不動産を所有していると毎年支払うことになる、固定資産税。課税の仕組みが複雑であることから、マイホームなどの購入にあたり「税額がいくらになるか心配」という方も少なくないだろう。そこで本記事では、固定資産税の基本的な仕組みや計算方法を解説する。税負担が軽減される制度も併せてチェックして、この機会に理解を深めてほしい。
そもそも「固定資産税」とは?
一言で言えば、「固定資産税」とは所有している固定資産にかかる税金のこと。固定資産の所在する市町村(東京23区内においては都)が課税する地方税に分類される。では、課税の対象となる固定資産にはどのようなものが含まれるのか。まずは固定資産の定義について見ていこう。
対象となる固定資産
「固定資産」は、固定資産税の課税対象となる土地・家屋・償却資産の総称で、具体的には以下のものが該当する。
【固定資産税の対象】
・土地:田、畑、宅地、塩田、鉱泉地、池沼、山林、牧場、原野、その他の土地(雑種地)

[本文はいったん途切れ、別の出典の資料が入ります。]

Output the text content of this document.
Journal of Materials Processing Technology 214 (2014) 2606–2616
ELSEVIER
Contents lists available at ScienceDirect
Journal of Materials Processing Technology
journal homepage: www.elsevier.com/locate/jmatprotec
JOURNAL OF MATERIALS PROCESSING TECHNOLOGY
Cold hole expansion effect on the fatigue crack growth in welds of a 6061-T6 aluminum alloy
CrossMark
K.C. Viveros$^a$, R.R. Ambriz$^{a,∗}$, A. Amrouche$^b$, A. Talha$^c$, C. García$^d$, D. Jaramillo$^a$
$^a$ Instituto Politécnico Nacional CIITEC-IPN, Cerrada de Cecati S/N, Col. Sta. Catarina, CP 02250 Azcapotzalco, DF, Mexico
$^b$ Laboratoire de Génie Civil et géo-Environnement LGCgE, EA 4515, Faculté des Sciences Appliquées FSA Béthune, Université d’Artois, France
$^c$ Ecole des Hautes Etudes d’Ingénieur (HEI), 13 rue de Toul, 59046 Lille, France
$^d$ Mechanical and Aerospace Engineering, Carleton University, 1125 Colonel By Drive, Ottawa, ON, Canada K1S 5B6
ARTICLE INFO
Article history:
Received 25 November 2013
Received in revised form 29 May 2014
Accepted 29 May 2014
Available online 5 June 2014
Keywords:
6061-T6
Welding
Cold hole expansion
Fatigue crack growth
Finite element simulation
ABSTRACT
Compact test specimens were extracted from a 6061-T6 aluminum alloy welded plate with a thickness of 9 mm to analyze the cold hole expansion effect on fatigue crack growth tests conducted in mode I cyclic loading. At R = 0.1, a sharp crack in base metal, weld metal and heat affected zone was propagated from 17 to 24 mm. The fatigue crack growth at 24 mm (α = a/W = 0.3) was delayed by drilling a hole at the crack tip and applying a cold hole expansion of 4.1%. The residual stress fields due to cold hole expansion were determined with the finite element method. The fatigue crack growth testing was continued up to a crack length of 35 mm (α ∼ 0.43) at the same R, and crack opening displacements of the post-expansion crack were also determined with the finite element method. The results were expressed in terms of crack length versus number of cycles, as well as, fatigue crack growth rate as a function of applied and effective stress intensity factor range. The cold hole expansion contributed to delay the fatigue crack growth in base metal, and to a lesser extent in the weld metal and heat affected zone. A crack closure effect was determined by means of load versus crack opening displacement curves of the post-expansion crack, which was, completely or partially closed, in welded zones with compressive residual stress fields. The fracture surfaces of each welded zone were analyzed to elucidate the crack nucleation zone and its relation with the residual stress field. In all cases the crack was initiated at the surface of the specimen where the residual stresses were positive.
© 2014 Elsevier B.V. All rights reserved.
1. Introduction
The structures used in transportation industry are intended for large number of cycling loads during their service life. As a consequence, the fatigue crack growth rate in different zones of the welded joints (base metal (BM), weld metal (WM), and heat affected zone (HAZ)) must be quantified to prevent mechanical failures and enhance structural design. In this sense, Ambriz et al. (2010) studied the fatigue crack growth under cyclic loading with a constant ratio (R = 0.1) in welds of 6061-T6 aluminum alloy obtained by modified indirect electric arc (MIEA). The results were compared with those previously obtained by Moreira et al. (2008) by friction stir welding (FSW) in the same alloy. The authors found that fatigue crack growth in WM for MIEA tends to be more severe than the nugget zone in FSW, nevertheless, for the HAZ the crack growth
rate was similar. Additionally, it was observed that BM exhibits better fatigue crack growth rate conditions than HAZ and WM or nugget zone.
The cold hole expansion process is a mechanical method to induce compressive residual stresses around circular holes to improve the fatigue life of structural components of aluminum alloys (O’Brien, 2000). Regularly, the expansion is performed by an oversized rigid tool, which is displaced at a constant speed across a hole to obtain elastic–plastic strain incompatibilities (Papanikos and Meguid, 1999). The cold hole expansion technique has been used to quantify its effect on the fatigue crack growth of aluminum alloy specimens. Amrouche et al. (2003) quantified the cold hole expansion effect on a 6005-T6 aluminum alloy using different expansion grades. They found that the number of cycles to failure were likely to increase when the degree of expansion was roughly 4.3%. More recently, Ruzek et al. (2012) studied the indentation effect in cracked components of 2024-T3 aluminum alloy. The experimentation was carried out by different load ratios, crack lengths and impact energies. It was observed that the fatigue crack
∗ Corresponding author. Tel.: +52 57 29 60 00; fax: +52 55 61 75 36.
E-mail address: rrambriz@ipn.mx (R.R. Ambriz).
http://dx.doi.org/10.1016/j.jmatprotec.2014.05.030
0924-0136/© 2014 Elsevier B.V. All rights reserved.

・家屋:住家、店舗・工場(発電所・変電所含む)、倉庫、その他の建物
・償却資産:構築物、機械・装置、工具・器具及び備品、船舶、航空機などの事業用資産で、法人税法又は所得税法上、減価償却の対象となるべき資産。ただし、自動車税種別割、軽自動車税種別割の課税対象となるものは除く。
参考:東京都主税局
近年、住宅に設置するケースが増えている太陽光発電設備は、設置状況などから償却資産として申告が必要となる場合もある。
固定資産税の計算方法は?
土地や家屋の場合、固定資産税額は毎年送付される納税通知書などで確認することができるが、算定はどのような方法で行われるのだろうか。ここでは、固定資産税の計算方法を解説する。
固定資産税評価額をもとに計算
固定資産税は、各市町村が決定する「固定資産税評価額(評価額)」をもとに算出される「課税標準額」を基礎として、以下の計算式で求めることができる。なお、標準税率は1.4%だが市町村により異なる場合がある。
【固定資産税の計算方法】
固定資産税額=課税標準額(評価額)×標準税率(1.4%)
通常、課税標準額と評価額は同一額となるが、特例措置や税負担の調整措置の適用により、課税標準額が評価額よりも低くなることがある。
固定資産税評価額の算定基準
土地・家屋・償却資産の各評価額は、地方税法の規定により総務大臣が定める「固定資産評価基準」に基づき、各市町村(東京23区については各区)が個別に算定する(地方税法388条1項、403条1項)。
・土地の評価額
土地の評価額は、宅地・農地などの地目や売買実例価格などを考慮要素として算定される。宅地の場合、地価公示価格の70%を目安に評価を行う。
・家屋の評価額
家屋の評価額算定では、評価時点において対象家屋と同様の家屋を新築する場合に必要となる建築費(再建築価格)や、築年数に応じて生じる減価を基礎に定める「経年減価補正率」などが考慮要素となる。新築住宅の場合、どのような建物を建築するかにより評価額が変わる点に留意したい。
・償却資産の評価額
償却資産については、資産の取得価額や経過年数などの諸要素から評価額を算出する。なお、算出された金額が取得価額の5%を下回るときは、取得価額の5%を評価額とする最低限度が定められている。
固定資産税には減額制度がある
所有する不動産などが一定の要件を満たす場合、固定資産税の軽減措置が適用される。以下で紹介するものの他には、耐震改修・バリアフリー改修・省エネ改修などに関する軽減措置がある。制度によっては申告手続きを行う必要があるため、あらかじめ詳細を確認しておこう。
住宅用地に関する特例
住宅の敷地に利用されている土地(住宅用地)は、特例により固定資産税が減額される。200平方メートル以下の部分の課税標準額を6分の1、200平方メートル超で床面積の10倍部分までの課税標準額を3分の1として固定資産税額の算定が行われる。
新築住宅に関する特例
新築住宅の減額制度は、2022年3月31日までに新たに建築された住宅で、居住部分の床面積が50平方メートル以上280平方メートル以下(併用住宅の場合は加えて居住部分の割合が2分の1以上)である場合に適用される。一戸建ては新築から3年間2分の1、マンション(3階以上の準耐火構造及び耐火構造住宅)は新築から5年間2分の1に減額となる。なお、「認定長期優良住宅」の場合は減額期間が一戸建てで5年間、マンションで7年間にそれぞれ伸長される。